I’ve been flipped off by a raccoon before. It stood on the fence with a mouthful of my grapes, ignoring my scornful scolding from my second floor window. The fat raccoon simply raised the middle finger and winked. I’m used to this kind of treatment from vermin and rodentia. In my last residence they walked from the walls and onto my pillow. We have a relationship.

We have battled and I have tried many techniques to control or influence them. I even blasted the Rush Limbaugh Show in the daytime at a family of nocturnal raccoons that refused to budge from the space above my ceiling. It didn’t work and they seemed to multiply under the sonic barrage.

I’m used to this kind of thing. I had to do things I’m not proud of to evict a shrew from my kitchen. The shrew tried my patience by outmaneuvering all my compassionate trapping methods and brazenly skittered around the kitchen floor, disappearing into nooks, cheeks-full of crumbs and debris I could swear I’d cleaned up.

Right now it’s pine squirrels. Are they trying to bother me? I hear their mocking laughter from a long way off. This time of year the chittering of the pine squirrel is accompanied by a rain of pine cones and pine needles and branches. Then more chittering. Are they throwing things at me?

This distracts my dog, Chooch. He’s part cocker spaniel, part poodle and a little bit shitzu. They told me at the shelter that he’s a shitz-doodle. I think the pine squirrels might be after my shitz-doodle as he has taken a couple of pine cones to the noodle.

It must be the season because both squirrels and chipmunks have moved into high gear. It’s like they are getting ready for something because they are busier than beavers with all the chittering, cone dropping and skittering. It’s nuts.

As offensive as the pine squirrels are they are no match for the “least chipmunks,” who are low to the ground and very annoying to my dog. Chooch sees one up on the trail and goes ripping after it, only to loose the little weasel in the underbrush. Chipmunks are quick-munks.

I’ve noticed that those little least chipmunks like dandelions. They shred the flowers, fill their large, fur-lined cheek pouches with seeds and leave a pile of dandelion debris for someone else to clean up. I often come across these chipmunks along the trail, sitting on hind legs, holding a flower in the front paws and nibbling like they are eating an ear of corn. It’s messy.

We have to live with it for now. Once the snow flies most of these critters either lie low and spend their time under the snow. They spend much of winter in a torpor, living off the fruits of their efforts, waking up only once in a while to gorge on the cached stash of pine and dandelion seeds. Lazy.

Least chipmunks are not true hibernators. Sometimes they are like pine squirrels, chilling out in a state of torpor from which they occasionally arouse to feed on seed.

Most of those rowdy cone-tossing pine squirrels will go for subnivean living in the winter, moving under the snow where they can hide from Woodsy Owl and other predators while enjoying the relative comfort of a constant 32 degrees.

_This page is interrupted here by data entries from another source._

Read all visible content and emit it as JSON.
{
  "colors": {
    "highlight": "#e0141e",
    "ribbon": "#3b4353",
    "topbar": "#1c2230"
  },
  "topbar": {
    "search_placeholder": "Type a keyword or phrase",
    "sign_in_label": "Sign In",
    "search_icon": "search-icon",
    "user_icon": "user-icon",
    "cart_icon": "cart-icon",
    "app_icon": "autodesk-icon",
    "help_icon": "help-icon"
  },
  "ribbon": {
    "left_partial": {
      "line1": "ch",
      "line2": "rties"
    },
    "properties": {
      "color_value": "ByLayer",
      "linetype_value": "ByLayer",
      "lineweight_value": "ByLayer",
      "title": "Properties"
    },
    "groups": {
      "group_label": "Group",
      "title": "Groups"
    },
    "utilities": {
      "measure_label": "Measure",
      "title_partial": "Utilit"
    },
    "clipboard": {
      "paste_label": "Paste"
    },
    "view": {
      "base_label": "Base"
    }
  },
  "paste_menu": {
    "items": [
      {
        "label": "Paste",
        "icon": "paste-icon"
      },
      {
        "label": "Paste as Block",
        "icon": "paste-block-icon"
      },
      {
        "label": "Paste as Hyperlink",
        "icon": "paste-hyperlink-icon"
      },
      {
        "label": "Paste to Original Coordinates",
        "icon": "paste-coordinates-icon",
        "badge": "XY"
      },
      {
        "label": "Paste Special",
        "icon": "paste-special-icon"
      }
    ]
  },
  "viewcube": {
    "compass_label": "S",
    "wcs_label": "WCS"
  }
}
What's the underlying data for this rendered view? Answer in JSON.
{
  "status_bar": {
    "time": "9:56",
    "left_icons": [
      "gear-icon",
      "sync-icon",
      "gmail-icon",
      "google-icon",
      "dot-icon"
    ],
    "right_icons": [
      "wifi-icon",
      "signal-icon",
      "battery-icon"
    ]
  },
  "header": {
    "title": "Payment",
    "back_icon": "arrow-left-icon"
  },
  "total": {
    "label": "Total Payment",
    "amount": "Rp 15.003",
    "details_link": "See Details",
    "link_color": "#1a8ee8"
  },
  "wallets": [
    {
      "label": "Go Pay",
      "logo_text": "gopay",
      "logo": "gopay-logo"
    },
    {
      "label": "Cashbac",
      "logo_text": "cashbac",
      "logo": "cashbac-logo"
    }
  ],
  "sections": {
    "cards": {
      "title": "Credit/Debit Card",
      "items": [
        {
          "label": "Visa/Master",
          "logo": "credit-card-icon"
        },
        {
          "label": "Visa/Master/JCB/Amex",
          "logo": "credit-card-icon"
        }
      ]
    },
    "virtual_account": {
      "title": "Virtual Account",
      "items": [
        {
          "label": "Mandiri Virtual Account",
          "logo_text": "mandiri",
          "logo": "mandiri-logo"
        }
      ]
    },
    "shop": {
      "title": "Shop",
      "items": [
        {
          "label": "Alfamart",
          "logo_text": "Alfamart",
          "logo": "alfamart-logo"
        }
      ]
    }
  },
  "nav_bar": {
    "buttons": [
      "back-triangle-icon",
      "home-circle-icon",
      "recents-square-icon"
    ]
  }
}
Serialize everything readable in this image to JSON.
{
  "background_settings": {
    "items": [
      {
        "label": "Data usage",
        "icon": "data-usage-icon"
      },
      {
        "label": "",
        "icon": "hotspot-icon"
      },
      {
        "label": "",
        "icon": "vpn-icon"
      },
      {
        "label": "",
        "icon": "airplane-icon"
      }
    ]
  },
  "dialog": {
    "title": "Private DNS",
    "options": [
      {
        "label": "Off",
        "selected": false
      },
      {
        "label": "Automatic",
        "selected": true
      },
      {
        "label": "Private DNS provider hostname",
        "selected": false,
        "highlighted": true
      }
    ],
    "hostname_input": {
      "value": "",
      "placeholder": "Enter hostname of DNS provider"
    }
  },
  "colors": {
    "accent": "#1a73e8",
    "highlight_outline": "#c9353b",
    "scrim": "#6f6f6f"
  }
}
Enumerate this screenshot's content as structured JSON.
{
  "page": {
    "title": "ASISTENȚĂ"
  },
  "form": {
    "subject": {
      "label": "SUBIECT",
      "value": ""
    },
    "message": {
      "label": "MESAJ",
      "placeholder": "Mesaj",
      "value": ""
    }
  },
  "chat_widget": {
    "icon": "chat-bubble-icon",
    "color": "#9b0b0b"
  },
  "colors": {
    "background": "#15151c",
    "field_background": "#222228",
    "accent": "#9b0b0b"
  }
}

Male pine squirrels are all single. When they find a female on her one day of estrus, a gang of males will fiercely compete with one other for the opportunity to mate. Her ladyship may choose one or more of the lucky macho male chitterboxes to ensure fertilization. She doesn’t want to waste her time with casual pursuits.

Last week I walked along the Fraser River Trail in Old Town Winter Park. I heard the familiar rustling, chittering and cone dropping associated with a busy pine squirrel. I put on a poker face, kept my impassive gaze straight ahead and walked on by. Strolling back up the trail I heard the chickaree working, but what was that rustling? Something bigger. I turned my head to the left and saw a seven-foot-tall moose sauntering toward me. I didn’t have the dog but I froze in fear for a moment. Time stood still as the moose towered over me. I backed away.

On my last walk through the woods above Redstone I was admonished by a pine squirrel and just missed getting bopped on the head by two freshly sheared pine cones. Walking home along the boulevard I spied a chipmunk that Chooch could certainly catch. It was flattened by a vehicle. Something I like to call a sail-chipmunk. We crossed the street, and although Chooch pulled at the leash for a closer look, I made him heel.

For now, I’m willing to put up with squirrels and the chipmunks with stripes under their eyes. They can laugh but the joke’s on them. Winter’s coming and they have to stay outside. They can knock, but they can’t come in. I’m just happy I live in a place where they don’t challenge me inside the house, on my pillow and in my kitchen.